Jean-Marc Ela

Jean -Marc Ela ( born September 27, 1937 in Ebolowa, Cameroon, † December 26, 2008 in Vancouver, Canada) was a Cameroonian liberation theologian and sociologist.

Life

Ela was born in Ebolowa in southern Cameroon. His parents were peasants who cultivated cocoa; He had seven siblings. Ela attended a mission school and was ordained a priest in 1964. He then studied philosophy, theology and sociology in Strasbourg and at the Sorbonne in Paris. In 1969 he received his doctorate in Strasbourg as a doctor of theology with a thesis Transcendance de Dieu et existence humaine selon Luther. Essai d' introduction à la logique d'une théologie. In 1978 the PhD in sociology on the subject of Structures sociales traditionnelles et changements économiques chez les Montagnards du Nord - Cameroun at the Sorbonne.

From 1971 to Ela was over ten years as a missionary among impoverished members of Kirdi in northern Cameroon. This activity greatly influenced the development and elaboration of his Afrocentric liberation theology.
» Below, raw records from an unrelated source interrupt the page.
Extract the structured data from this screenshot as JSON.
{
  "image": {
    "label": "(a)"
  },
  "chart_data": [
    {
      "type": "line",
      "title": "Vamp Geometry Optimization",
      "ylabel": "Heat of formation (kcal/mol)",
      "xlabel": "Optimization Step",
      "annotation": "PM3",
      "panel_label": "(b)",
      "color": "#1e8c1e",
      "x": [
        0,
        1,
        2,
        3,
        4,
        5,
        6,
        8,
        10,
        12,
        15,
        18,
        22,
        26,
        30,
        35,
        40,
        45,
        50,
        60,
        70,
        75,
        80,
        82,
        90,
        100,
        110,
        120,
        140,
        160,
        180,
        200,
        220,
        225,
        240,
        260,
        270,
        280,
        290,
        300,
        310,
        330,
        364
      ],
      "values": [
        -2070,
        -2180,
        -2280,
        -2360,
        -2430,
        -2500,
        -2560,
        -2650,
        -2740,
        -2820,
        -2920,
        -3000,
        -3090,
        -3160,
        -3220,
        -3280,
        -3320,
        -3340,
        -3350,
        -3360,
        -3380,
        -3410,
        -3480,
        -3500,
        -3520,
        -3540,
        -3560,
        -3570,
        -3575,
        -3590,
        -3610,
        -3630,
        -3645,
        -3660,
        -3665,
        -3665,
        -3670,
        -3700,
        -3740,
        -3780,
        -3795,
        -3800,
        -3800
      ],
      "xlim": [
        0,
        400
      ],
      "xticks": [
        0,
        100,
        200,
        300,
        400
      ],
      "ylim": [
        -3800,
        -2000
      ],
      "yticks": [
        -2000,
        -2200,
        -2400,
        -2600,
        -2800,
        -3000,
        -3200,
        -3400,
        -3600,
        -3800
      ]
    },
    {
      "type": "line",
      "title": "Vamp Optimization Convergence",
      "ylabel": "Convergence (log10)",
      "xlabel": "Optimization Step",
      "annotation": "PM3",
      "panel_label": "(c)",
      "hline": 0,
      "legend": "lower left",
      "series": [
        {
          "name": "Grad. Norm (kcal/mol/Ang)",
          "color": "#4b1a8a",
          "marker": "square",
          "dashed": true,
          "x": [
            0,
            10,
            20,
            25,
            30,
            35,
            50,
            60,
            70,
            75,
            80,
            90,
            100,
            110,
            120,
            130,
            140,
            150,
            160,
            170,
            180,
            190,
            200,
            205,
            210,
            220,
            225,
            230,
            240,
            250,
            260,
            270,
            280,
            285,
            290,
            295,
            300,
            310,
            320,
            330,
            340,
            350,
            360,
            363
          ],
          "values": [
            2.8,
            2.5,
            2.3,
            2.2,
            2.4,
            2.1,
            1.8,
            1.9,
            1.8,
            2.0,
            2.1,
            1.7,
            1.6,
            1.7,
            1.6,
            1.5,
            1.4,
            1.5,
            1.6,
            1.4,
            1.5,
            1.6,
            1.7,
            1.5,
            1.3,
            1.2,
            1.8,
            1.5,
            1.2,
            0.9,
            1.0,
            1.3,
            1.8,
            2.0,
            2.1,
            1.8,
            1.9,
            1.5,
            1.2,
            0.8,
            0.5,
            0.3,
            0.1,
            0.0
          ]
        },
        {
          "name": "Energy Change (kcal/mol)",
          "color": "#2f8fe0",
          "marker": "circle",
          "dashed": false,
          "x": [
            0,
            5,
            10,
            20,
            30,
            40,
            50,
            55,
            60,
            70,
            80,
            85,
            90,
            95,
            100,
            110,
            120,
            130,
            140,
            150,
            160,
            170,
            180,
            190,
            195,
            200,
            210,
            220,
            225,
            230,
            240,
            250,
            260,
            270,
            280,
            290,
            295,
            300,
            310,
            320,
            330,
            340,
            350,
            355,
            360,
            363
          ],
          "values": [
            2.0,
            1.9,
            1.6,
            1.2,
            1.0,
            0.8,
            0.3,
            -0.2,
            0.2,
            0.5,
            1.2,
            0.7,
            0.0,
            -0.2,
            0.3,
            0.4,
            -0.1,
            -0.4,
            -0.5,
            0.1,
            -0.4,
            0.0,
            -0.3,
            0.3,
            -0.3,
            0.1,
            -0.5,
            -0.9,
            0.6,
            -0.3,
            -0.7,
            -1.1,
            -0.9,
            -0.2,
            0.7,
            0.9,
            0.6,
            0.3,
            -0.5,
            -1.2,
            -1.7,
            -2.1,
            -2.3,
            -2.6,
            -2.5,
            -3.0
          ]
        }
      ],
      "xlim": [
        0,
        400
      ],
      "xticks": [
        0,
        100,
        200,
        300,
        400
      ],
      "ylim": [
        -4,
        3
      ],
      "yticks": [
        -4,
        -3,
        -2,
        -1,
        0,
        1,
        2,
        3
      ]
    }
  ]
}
Later Ela taught at the Faculty of the University of Yaoundé Protestant theology and became in 1985 Professor of Sociology. He also participated in teaching activities and visiting professor at Louvain- la -Neuve and Brussels was.

Ela was a staunch critic of the authoritarian regime of Paul Biya. In the early 1990s he celebrated mass regularly in a parish in Yaounde and held socially critical sermons that were popular particularly among students. He has published newspaper articles, in which he called for the democratization of the political system. From pro-government circles Elah, who was President Biya as the Bulu ethnic group, but the ruling party RDPC kept his distance, as a "traitor " branded. After Ela had been warned by family members against possible attempts on his life, or he went into exile in 1995 to Canada, where he taught sociology at the University of Laval in Quebec City and at the University of Québec in Montréal.

Compared to its reputation abroad Elas position in the Catholic Church of Cameroon was marginal. He claimed that the African Church should undergo a process of inculturation and be economically independent. As a result, Ela has never taught at the Catholic University of Yaoundé. In 1994 he took part in the Synod of Bishops in Rome, without belonging to the official Cameroonian delegation.

2008 Ela died in a hospital in Vancouver after he was diagnosed with prostate cancer a few years earlier.

Honor

Jean -Marc Ela was awarded an honorary doctorate from the Catholic University of Leuven in 1999.

Writings (selection )

  • My faith as an African. The Gospel in Black African reality of life. Herder, Freiburg im Breisgau 1997 ( Third World Theology. Band 10).
  • God freed. New ways of African theology. Herder, Freiburg im Breisgau 2003 ( Third World Theology. Band 30).